AMP Capital chief economist Shane Oliver told The Adviser sister title Mortgage Business that while recent price declines in Australia’s housing market are “modest”, investors could be spooked into selling their properties in tandem with other nervous investors if prices continue to fall, potentially triggering a housing market crash.
The chief economist, who predicted that house prices will further decrease by up to 15 per cent in response to significant growth in the last decade, described the would-be snowball effect as “reverse FOMO” (fear of missing out), making reference to the sharp influx of property investors who sought to take advantage of the booming housing market over the last few years.
According to CoreLogic’s latest Property Pulse report, Australian home values increased by a total of 43.9 per cent since June 2008, with combined capital city price growth of 52.6 per cent, and 16.6 per cent growth across the country’s regional markets.
However, National Australia Bank chief economist Alan Oster also told Mortgage Business that he was not concerned by claims of nationwide weakness in the housing market.
“Clearly, APRA has slowed the demand for investor credit, but at the same time, owner-occupier, particularly first home owners, have sort of picked up the slack,” Mr Oster said.
“[APRA has] changed the composition of credit between [investor and owner-occupied], and the big markets like Sydney and Melbourne are basically investor-driven, so of course, you’ve had a bigger impact there.”

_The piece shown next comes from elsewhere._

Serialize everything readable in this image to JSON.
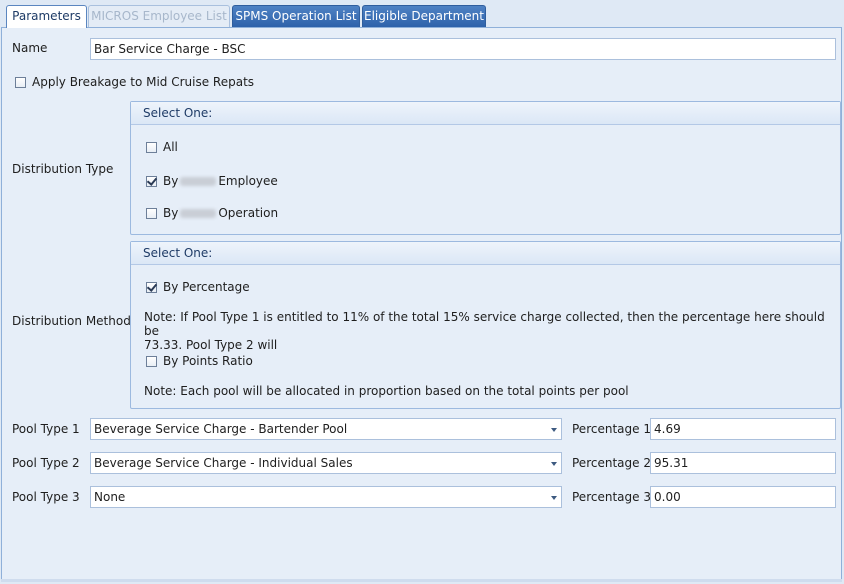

Mr Oster continued: “Sydney markets from peak to trough are around 4 per cent down, and Melbourne’s about 2 per cent down, but if you go from the previous trough to where we are now, they’re 40 per cent up.
“I don’t really see a big crunch in house prices going forward. [What] we’ve got is actually a postcode issue, not a systemic issue.”
Additionally, the Reserve Bank of Australia maintained a positive attitude on slowed credit and housing market conditions.
“Housing credit growth had declined, mainly because investor demand had slowed noticeably,” the central bank’s minutes read.
“Lending standards were tighter than they had been a few years previously, and the Australian Prudential Regulation Authority’s supervisory measures were helping to contain the build-up of risk in household balance sheets.
“Some further tightening of lending standards by banks was possible, although the average mortgage interest rate on outstanding loans had been declining for some time.”